"I'm using [AES] in CBC mode, but the implementation doesn't add the randomness I want, the same message when encrypted looks the same."
This is a problem. If you were using CBC mode correctly (i.e. with a random IV), then encrypting the same message twice would produce completely different ciphertext.
Since you're not using CBC mode in the way it's supposed to be used, it can leak information to an attacker. There are several different ways in which this can happen, but the obvious one, which you've already noted, is that using CBC mode the way you're (mis)using it will reveal whether two encrypted messages are the same or not. (In fact, using CBC mode like this will also reveal whether two message share a common prefix of at least 16 bytes, and approximately how long any such common prefix is.)
Fortunately, the fix is simple: as long as you choose a random IV for each message (using a cryptographically secure random number generator), CBC mode is provably semantically secure as long as the underlying block cipher (AES) is unbroken.
Alternatively, if you don't trust your random number generator to be secure (which may be a reasonable thing to doubt; it's hard to verify that a RNG really is secure, and there have been some notable cases where a supposedly secure RNG actually turned out to be completely insecure), then you can instead take a unique message identifier and encrypt it to generate the IV. Or, equivalently, you can use a fixed IV and prepend a unique plaintext block to each message.
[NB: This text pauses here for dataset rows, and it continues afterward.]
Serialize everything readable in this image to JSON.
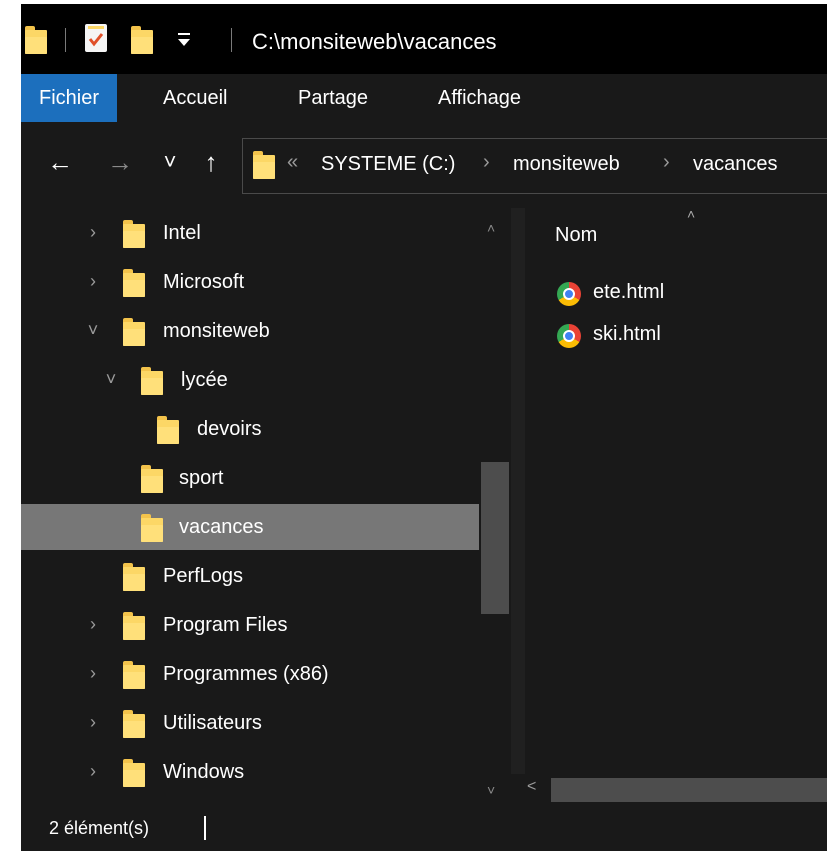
{
  "window": {
    "title": "C:\\monsiteweb\\vacances"
  },
  "title_bar": {
    "icons": [
      "folder-icon",
      "properties-icon",
      "new-folder-icon",
      "customize-dropdown-icon"
    ]
  },
  "ribbon": {
    "tabs": [
      {
        "label": "Fichier",
        "active": true
      },
      {
        "label": "Accueil"
      },
      {
        "label": "Partage"
      },
      {
        "label": "Affichage"
      }
    ]
  },
  "nav": {
    "back": "←",
    "forward": "→",
    "recent": "˅",
    "up": "↑",
    "address": {
      "overflow": "«",
      "crumbs": [
        "SYSTEME (C:)",
        "monsiteweb",
        "vacances"
      ],
      "separator": "›"
    }
  },
  "tree": {
    "items": [
      {
        "label": "Intel",
        "chevron": "›"
      },
      {
        "label": "Microsoft",
        "chevron": "›"
      },
      {
        "label": "monsiteweb",
        "chevron": "˅"
      },
      {
        "label": "lycée",
        "chevron": "˅"
      },
      {
        "label": "devoirs",
        "chevron": ""
      },
      {
        "label": "sport",
        "chevron": ""
      },
      {
        "label": "vacances",
        "chevron": "",
        "selected": true
      },
      {
        "label": "PerfLogs",
        "chevron": ""
      },
      {
        "label": "Program Files",
        "chevron": "›"
      },
      {
        "label": "Programmes (x86)",
        "chevron": "›"
      },
      {
        "label": "Utilisateurs",
        "chevron": "›"
      },
      {
        "label": "Windows",
        "chevron": "›"
      }
    ],
    "scroll_up": "˄",
    "scroll_down": "˅"
  },
  "content": {
    "column_header": "Nom",
    "sort_indicator": "˄",
    "files": [
      {
        "name": "ete.html",
        "icon": "chrome-icon"
      },
      {
        "name": "ski.html",
        "icon": "chrome-icon"
      }
    ],
    "hscroll_left": "<"
  },
  "status": {
    "count": "2 élément(s)"
  },
  "colors": {
    "background": "#191919",
    "title_bar": "#000000",
    "active_tab": "#1c6fbd",
    "selected_row": "#777777",
    "folder": "#fcd766"
  }
}
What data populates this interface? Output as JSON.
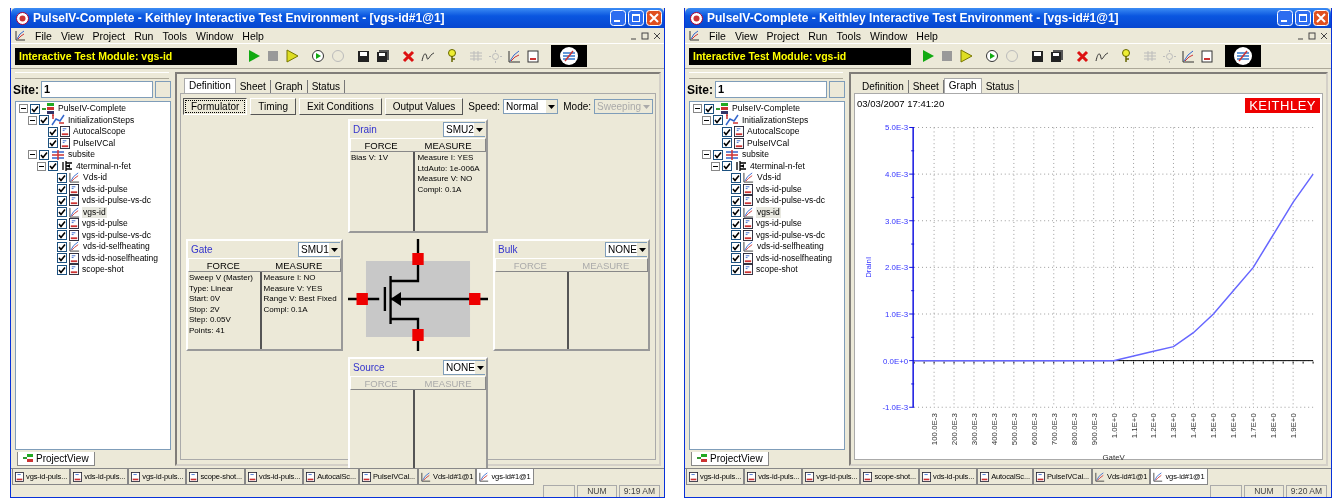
{
  "windows": [
    {
      "title": "PulseIV-Complete - Keithley Interactive Test Environment - [vgs-id#1@1]",
      "menu": [
        "File",
        "View",
        "Project",
        "Run",
        "Tools",
        "Window",
        "Help"
      ],
      "module_label": "Interactive Test Module: vgs-id",
      "site": {
        "label": "Site:",
        "value": "1"
      },
      "tree": [
        {
          "label": "PulseIV-Complete",
          "kind": "project",
          "checked": true,
          "selected": false,
          "expanded": true,
          "children": [
            {
              "label": "InitializationSteps",
              "kind": "sequence",
              "checked": true,
              "selected": false,
              "expanded": true,
              "children": [
                {
                  "label": "AutocalScope",
                  "kind": "doc",
                  "checked": true,
                  "selected": false
                },
                {
                  "label": "PulseIVCal",
                  "kind": "doc",
                  "checked": true,
                  "selected": false
                }
              ]
            },
            {
              "label": "subsite",
              "kind": "subsite",
              "checked": true,
              "selected": false,
              "expanded": true,
              "children": [
                {
                  "label": "4terminal-n-fet",
                  "kind": "device",
                  "checked": true,
                  "selected": false,
                  "expanded": true,
                  "children": [
                    {
                      "label": "Vds-id",
                      "kind": "itm",
                      "checked": true,
                      "selected": false
                    },
                    {
                      "label": "vds-id-pulse",
                      "kind": "doc",
                      "checked": true,
                      "selected": false
                    },
                    {
                      "label": "vds-id-pulse-vs-dc",
                      "kind": "doc",
                      "checked": true,
                      "selected": false
                    },
                    {
                      "label": "vgs-id",
                      "kind": "itm",
                      "checked": true,
                      "selected": true
                    },
                    {
                      "label": "vgs-id-pulse",
                      "kind": "doc",
                      "checked": true,
                      "selected": false
                    },
                    {
                      "label": "vgs-id-pulse-vs-dc",
                      "kind": "doc",
                      "checked": true,
                      "selected": false
                    },
                    {
                      "label": "vds-id-selfheating",
                      "kind": "itm",
                      "checked": true,
                      "selected": false
                    },
                    {
                      "label": "vds-id-noselfheating",
                      "kind": "doc",
                      "checked": true,
                      "selected": false
                    },
                    {
                      "label": "scope-shot",
                      "kind": "doc",
                      "checked": true,
                      "selected": false
                    }
                  ]
                }
              ]
            }
          ]
        }
      ],
      "panel_tab": "ProjectView",
      "tabs": [
        {
          "label": "Definition",
          "selected": true
        },
        {
          "label": "Sheet",
          "selected": false
        },
        {
          "label": "Graph",
          "selected": false
        },
        {
          "label": "Status",
          "selected": false
        }
      ],
      "view": {
        "kind": "definition",
        "buttons": [
          {
            "label": "Formulator",
            "selected": true
          },
          {
            "label": "Timing",
            "selected": false
          },
          {
            "label": "Exit Conditions",
            "selected": false
          },
          {
            "label": "Output Values",
            "selected": false
          }
        ],
        "speed": {
          "label": "Speed:",
          "value": "Normal"
        },
        "mode": {
          "label": "Mode:",
          "value": "Sweeping",
          "disabled": true
        },
        "terminals": [
          {
            "name": "Drain",
            "instrument": "SMU2",
            "enabled": true,
            "force_header": "FORCE",
            "measure_header": "MEASURE",
            "force": [
              "Bias V: 1V"
            ],
            "measure": [
              "Measure I: YES",
              "LtdAuto: 1e-006A",
              "Measure V: NO",
              "Compl: 0.1A"
            ]
          },
          {
            "name": "Gate",
            "instrument": "SMU1",
            "enabled": true,
            "force_header": "FORCE",
            "measure_header": "MEASURE",
            "force": [
              "Sweep V (Master)",
              "Type: Linear",
              "Start: 0V",
              "Stop: 2V",
              "Step: 0.05V",
              "Points: 41"
            ],
            "measure": [
              "Measure I: NO",
              "Measure V: YES",
              "Range V: Best Fixed",
              "Compl: 0.1A"
            ]
          },
          {
            "name": "Bulk",
            "instrument": "NONE",
            "enabled": false,
            "force_header": "FORCE",
            "measure_header": "MEASURE"
          },
          {
            "name": "Source",
            "instrument": "NONE",
            "enabled": false,
            "force_header": "FORCE",
            "measure_header": "MEASURE"
          }
        ]
      },
      "documents": [
        {
          "label": "vgs-id-puls...",
          "kind": "doc",
          "selected": false
        },
        {
          "label": "vds-id-puls...",
          "kind": "doc",
          "selected": false
        },
        {
          "label": "vgs-id-puls...",
          "kind": "doc",
          "selected": false
        },
        {
          "label": "scope-shot...",
          "kind": "doc",
          "selected": false
        },
        {
          "label": "vds-id-puls...",
          "kind": "doc",
          "selected": false
        },
        {
          "label": "AutocalSc...",
          "kind": "doc",
          "selected": false
        },
        {
          "label": "PulseIVCal...",
          "kind": "doc",
          "selected": false
        },
        {
          "label": "Vds-id#1@1",
          "kind": "itm",
          "selected": false
        },
        {
          "label": "vgs-id#1@1",
          "kind": "itm",
          "selected": true
        }
      ],
      "status": [
        "NUM",
        "9:19 AM"
      ]
    },
    {
      "title": "PulseIV-Complete - Keithley Interactive Test Environment - [vgs-id#1@1]",
      "menu": [
        "File",
        "View",
        "Project",
        "Run",
        "Tools",
        "Window",
        "Help"
      ],
      "module_label": "Interactive Test Module: vgs-id",
      "site": {
        "label": "Site:",
        "value": "1"
      },
      "tree": [
        {
          "label": "PulseIV-Complete",
          "kind": "project",
          "checked": true,
          "selected": false,
          "expanded": true,
          "children": [
            {
              "label": "InitializationSteps",
              "kind": "sequence",
              "checked": true,
              "selected": false,
              "expanded": true,
              "children": [
                {
                  "label": "AutocalScope",
                  "kind": "doc",
                  "checked": true,
                  "selected": false
                },
                {
                  "label": "PulseIVCal",
                  "kind": "doc",
                  "checked": true,
                  "selected": false
                }
              ]
            },
            {
              "label": "subsite",
              "kind": "subsite",
              "checked": true,
              "selected": false,
              "expanded": true,
              "children": [
                {
                  "label": "4terminal-n-fet",
                  "kind": "device",
                  "checked": true,
                  "selected": false,
                  "expanded": true,
                  "children": [
                    {
                      "label": "Vds-id",
                      "kind": "itm",
                      "checked": true,
                      "selected": false
                    },
                    {
                      "label": "vds-id-pulse",
                      "kind": "doc",
                      "checked": true,
                      "selected": false
                    },
                    {
                      "label": "vds-id-pulse-vs-dc",
                      "kind": "doc",
                      "checked": true,
                      "selected": false
                    },
                    {
                      "label": "vgs-id",
                      "kind": "itm",
                      "checked": true,
                      "selected": true
                    },
                    {
                      "label": "vgs-id-pulse",
                      "kind": "doc",
                      "checked": true,
                      "selected": false
                    },
                    {
                      "label": "vgs-id-pulse-vs-dc",
                      "kind": "doc",
                      "checked": true,
                      "selected": false
                    },
                    {
                      "label": "vds-id-selfheating",
                      "kind": "itm",
                      "checked": true,
                      "selected": false
                    },
                    {
                      "label": "vds-id-noselfheating",
                      "kind": "doc",
                      "checked": true,
                      "selected": false
                    },
                    {
                      "label": "scope-shot",
                      "kind": "doc",
                      "checked": true,
                      "selected": false
                    }
                  ]
                }
              ]
            }
          ]
        }
      ],
      "panel_tab": "ProjectView",
      "tabs": [
        {
          "label": "Definition",
          "selected": false
        },
        {
          "label": "Sheet",
          "selected": false
        },
        {
          "label": "Graph",
          "selected": true
        },
        {
          "label": "Status",
          "selected": false
        }
      ],
      "view": {
        "kind": "graph",
        "timestamp": "03/03/2007 17:41:20",
        "logo": "KEITHLEY",
        "chart_data": {
          "type": "line",
          "xlabel": "GateV",
          "ylabel": "DrainI",
          "grid": true,
          "x": [
            0,
            0.1,
            0.2,
            0.3,
            0.4,
            0.5,
            0.6,
            0.7,
            0.8,
            0.9,
            1.0,
            1.1,
            1.2,
            1.3,
            1.4,
            1.5,
            1.6,
            1.7,
            1.8,
            1.9,
            2.0
          ],
          "series": [
            {
              "color": "#6666ff",
              "values": [
                0,
                0,
                0,
                0,
                0,
                0,
                0,
                0,
                0,
                0,
                0,
                0.0001,
                0.0002,
                0.0003,
                0.0006,
                0.001,
                0.0015,
                0.002,
                0.0027,
                0.0034,
                0.004
              ]
            }
          ],
          "xlim": [
            0,
            2
          ],
          "ylim": [
            -0.001,
            0.005
          ],
          "xticks": [
            {
              "value": 0.1,
              "label": "100.0E-3"
            },
            {
              "value": 0.2,
              "label": "200.0E-3"
            },
            {
              "value": 0.3,
              "label": "300.0E-3"
            },
            {
              "value": 0.4,
              "label": "400.0E-3"
            },
            {
              "value": 0.5,
              "label": "500.0E-3"
            },
            {
              "value": 0.6,
              "label": "600.0E-3"
            },
            {
              "value": 0.7,
              "label": "700.0E-3"
            },
            {
              "value": 0.8,
              "label": "800.0E-3"
            },
            {
              "value": 0.9,
              "label": "900.0E-3"
            },
            {
              "value": 1.0,
              "label": "1.0E+0"
            },
            {
              "value": 1.1,
              "label": "1.1E+0"
            },
            {
              "value": 1.2,
              "label": "1.2E+0"
            },
            {
              "value": 1.3,
              "label": "1.3E+0"
            },
            {
              "value": 1.4,
              "label": "1.4E+0"
            },
            {
              "value": 1.5,
              "label": "1.5E+0"
            },
            {
              "value": 1.6,
              "label": "1.6E+0"
            },
            {
              "value": 1.7,
              "label": "1.7E+0"
            },
            {
              "value": 1.8,
              "label": "1.8E+0"
            },
            {
              "value": 1.9,
              "label": "1.9E+0"
            }
          ],
          "yticks": [
            {
              "value": -0.001,
              "label": "-1.0E-3"
            },
            {
              "value": 0,
              "label": "0.0E+0"
            },
            {
              "value": 0.001,
              "label": "1.0E-3"
            },
            {
              "value": 0.002,
              "label": "2.0E-3"
            },
            {
              "value": 0.003,
              "label": "3.0E-3"
            },
            {
              "value": 0.004,
              "label": "4.0E-3"
            },
            {
              "value": 0.005,
              "label": "5.0E-3"
            }
          ]
        }
      },
      "documents": [
        {
          "label": "vgs-id-puls...",
          "kind": "doc",
          "selected": false
        },
        {
          "label": "vds-id-puls...",
          "kind": "doc",
          "selected": false
        },
        {
          "label": "vgs-id-puls...",
          "kind": "doc",
          "selected": false
        },
        {
          "label": "scope-shot...",
          "kind": "doc",
          "selected": false
        },
        {
          "label": "vds-id-puls...",
          "kind": "doc",
          "selected": false
        },
        {
          "label": "AutocalSc...",
          "kind": "doc",
          "selected": false
        },
        {
          "label": "PulseIVCal...",
          "kind": "doc",
          "selected": false
        },
        {
          "label": "Vds-id#1@1",
          "kind": "itm",
          "selected": false
        },
        {
          "label": "vgs-id#1@1",
          "kind": "itm",
          "selected": true
        }
      ],
      "status": [
        "NUM",
        "9:20 AM"
      ]
    }
  ]
}
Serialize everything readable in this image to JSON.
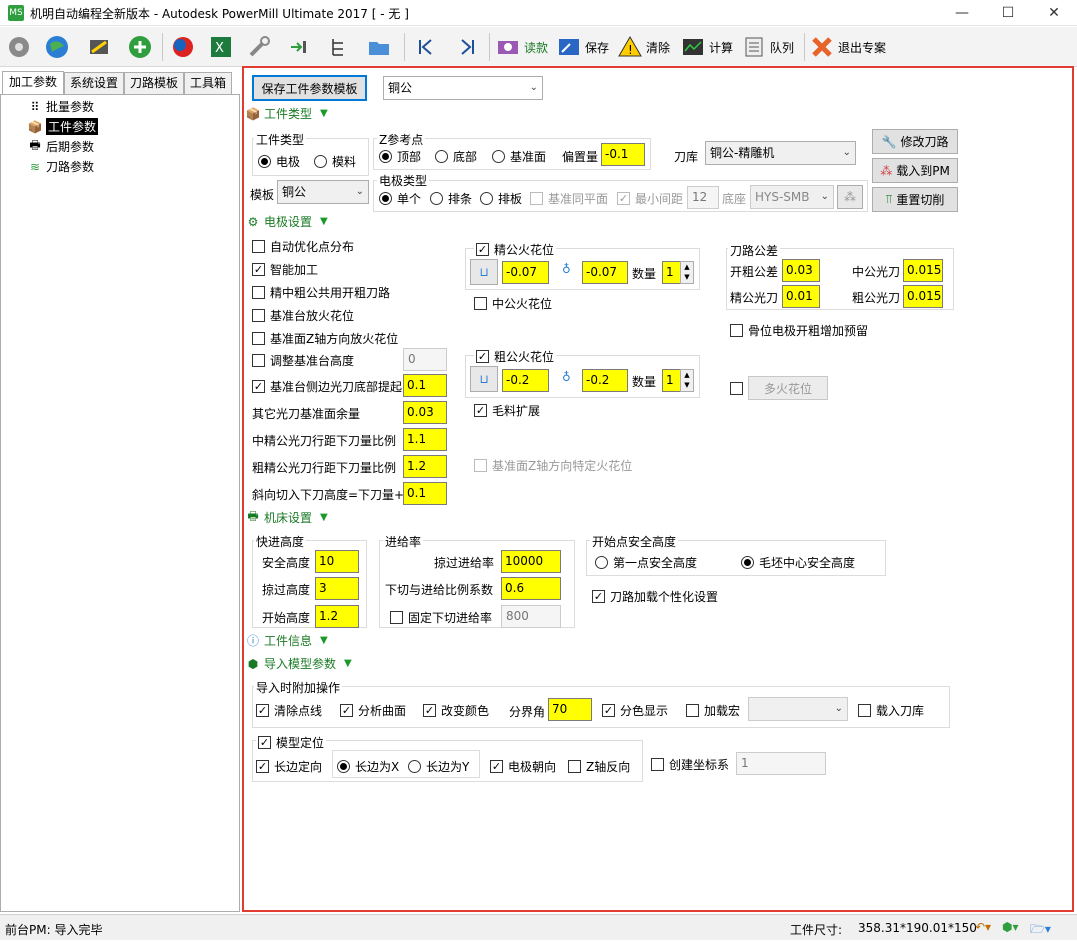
{
  "window": {
    "title": "机明自动编程全新版本 - Autodesk PowerMill Ultimate 2017   [ - 无 ]",
    "minimize": "—",
    "maximize": "☐",
    "close": "✕"
  },
  "toolbar": {
    "read": "读款",
    "save": "保存",
    "clear": "清除",
    "compute": "计算",
    "queue": "队列",
    "exit": "退出专案"
  },
  "left_tabs": [
    "加工参数",
    "系统设置",
    "刀路模板",
    "工具箱"
  ],
  "tree": [
    "批量参数",
    "工件参数",
    "后期参数",
    "刀路参数"
  ],
  "top": {
    "save_template": "保存工件参数模板",
    "template_combo": "铜公"
  },
  "sections": {
    "workpiece_type": "工件类型",
    "electrode": "电极设置",
    "machine": "机床设置",
    "workpiece_info": "工件信息",
    "import_model": "导入模型参数"
  },
  "workpiece": {
    "type_group": "工件类型",
    "type_electrode": "电极",
    "type_blank": "模料",
    "template_label": "模板",
    "template_value": "铜公",
    "z_group": "Z参考点",
    "z_top": "顶部",
    "z_bottom": "底部",
    "z_base": "基准面",
    "offset_label": "偏置量",
    "offset_value": "-0.1",
    "library_label": "刀库",
    "library_value": "铜公-精雕机",
    "etype_group": "电极类型",
    "etype_single": "单个",
    "etype_row": "排条",
    "etype_plate": "排板",
    "base_plane": "基准同平面",
    "min_gap": "最小间距",
    "min_gap_value": "12",
    "base_label": "底座",
    "base_value": "HYS-SMB",
    "modify_path": "修改刀路",
    "load_pm": "载入到PM",
    "reset_cut": "重置切削"
  },
  "electrode": {
    "auto_opt": "自动优化点分布",
    "smart": "智能加工",
    "share_rough": "精中粗公共用开粗刀路",
    "base_spark": "基准台放火花位",
    "base_z_spark": "基准面Z轴方向放火花位",
    "adjust_base": "调整基准台高度",
    "adjust_base_value": "0",
    "base_side_lift": "基准台侧边光刀底部提起",
    "base_side_lift_value": "0.1",
    "other_allow": "其它光刀基准面余量",
    "other_allow_value": "0.03",
    "mid_ratio": "中精公光刀行距下刀量比例",
    "mid_ratio_value": "1.1",
    "rough_ratio": "粗精公光刀行距下刀量比例",
    "rough_ratio_value": "1.2",
    "ramp": "斜向切入下刀高度=下刀量+",
    "ramp_value": "0.1",
    "fine_spark": "精公火花位",
    "fine_v1": "-0.07",
    "fine_v2": "-0.07",
    "count_label": "数量",
    "fine_count": "1",
    "mid_spark": "中公火花位",
    "rough_spark": "粗公火花位",
    "rough_v1": "-0.2",
    "rough_v2": "-0.2",
    "rough_count": "1",
    "blank_expand": "毛料扩展",
    "base_z_specific": "基准面Z轴方向特定火花位",
    "tol_group": "刀路公差",
    "tol_open_rough": "开粗公差",
    "tol_open_rough_value": "0.03",
    "tol_mid_finish": "中公光刀",
    "tol_mid_finish_value": "0.015",
    "tol_fine_finish": "精公光刀",
    "tol_fine_finish_value": "0.01",
    "tol_rough_finish": "粗公光刀",
    "tol_rough_finish_value": "0.015",
    "bone_reserve": "骨位电极开粗增加预留",
    "multi_spark": "多火花位"
  },
  "machine": {
    "rapid_group": "快进高度",
    "safe": "安全高度",
    "safe_value": "10",
    "skim": "掠过高度",
    "skim_value": "3",
    "start": "开始高度",
    "start_value": "1.2",
    "feed_group": "进给率",
    "skim_feed": "掠过进给率",
    "skim_feed_value": "10000",
    "plunge_ratio": "下切与进给比例系数",
    "plunge_ratio_value": "0.6",
    "fixed_plunge": "固定下切进给率",
    "fixed_plunge_value": "800",
    "startpt_group": "开始点安全高度",
    "first_point": "第一点安全高度",
    "blank_center": "毛坯中心安全高度",
    "personal": "刀路加载个性化设置"
  },
  "import": {
    "extra_group": "导入时附加操作",
    "clear_lines": "清除点线",
    "analyze": "分析曲面",
    "recolor": "改变颜色",
    "angle_label": "分界角",
    "angle_value": "70",
    "color_show": "分色显示",
    "load_macro": "加载宏",
    "load_lib": "载入刀库",
    "orient_group": "模型定位",
    "long_side": "长边定向",
    "long_x": "长边为X",
    "long_y": "长边为Y",
    "electrode_dir": "电极朝向",
    "z_reverse": "Z轴反向",
    "create_cs": "创建坐标系",
    "cs_value": "1"
  },
  "status": {
    "left": "前台PM: 导入完毕",
    "size_label": "工件尺寸:",
    "size_value": "358.31*190.01*150"
  },
  "colors": {
    "highlight_input": "#ffff00",
    "panel_border": "#e03c31",
    "section_text": "#1a7a24"
  }
}
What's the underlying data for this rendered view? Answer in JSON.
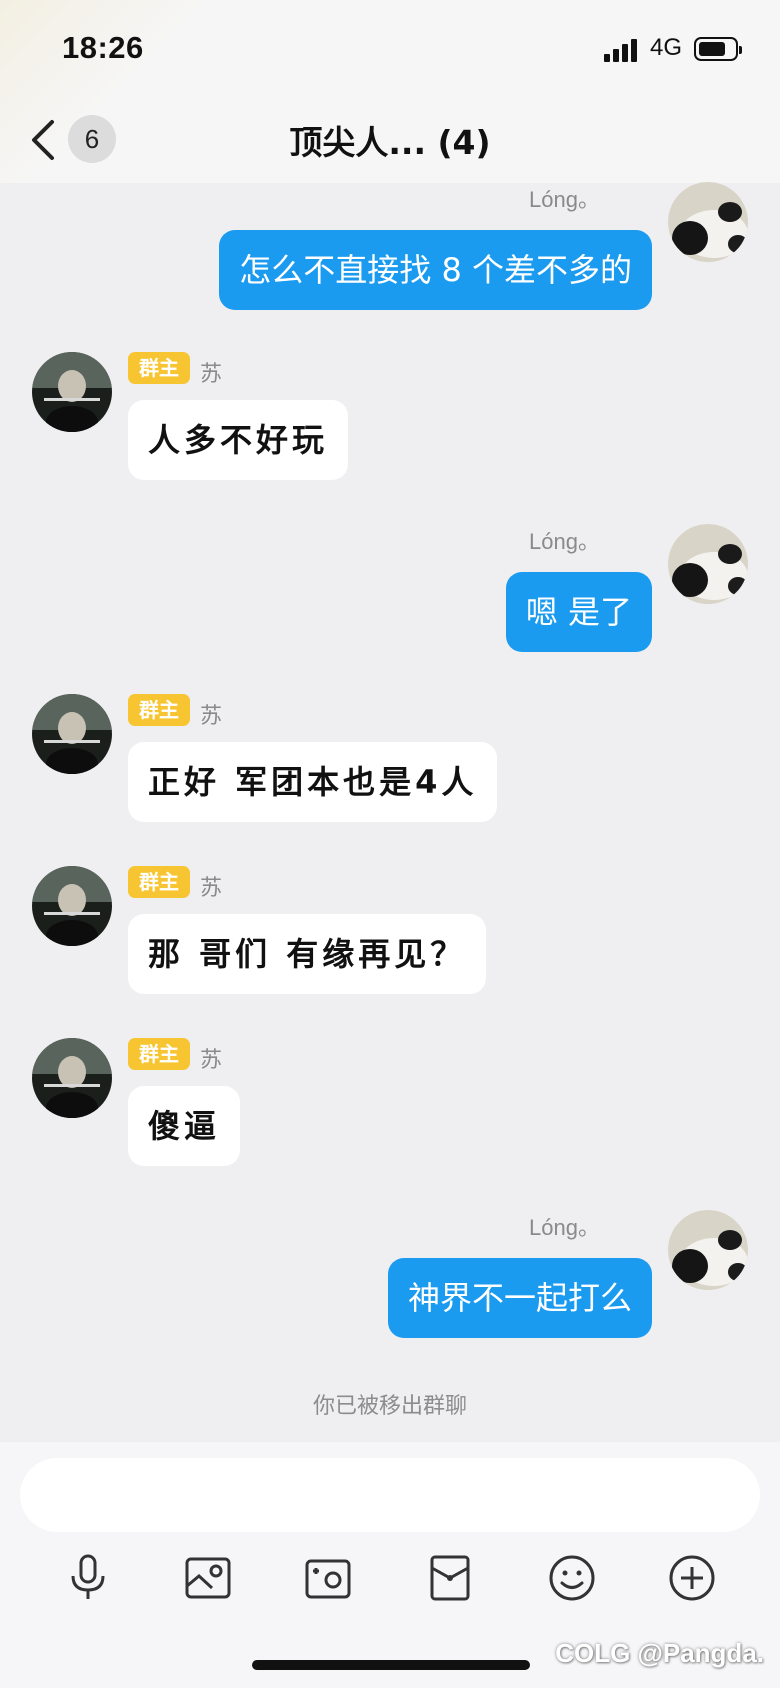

Ps. Note that, in any case, CBC mode encryption alone will not protect your encrypted messages from modification, or from attacks involving forged or modified ciphertext (like the well known padding oracle attacks). To be safe from such attacks, you really should include a message authentication code (MAC) with your messages, and verify it before attempting decryption. Or, alternatively, switch to an authenticated encryption mode that combines encryption and message authentication into a single operation.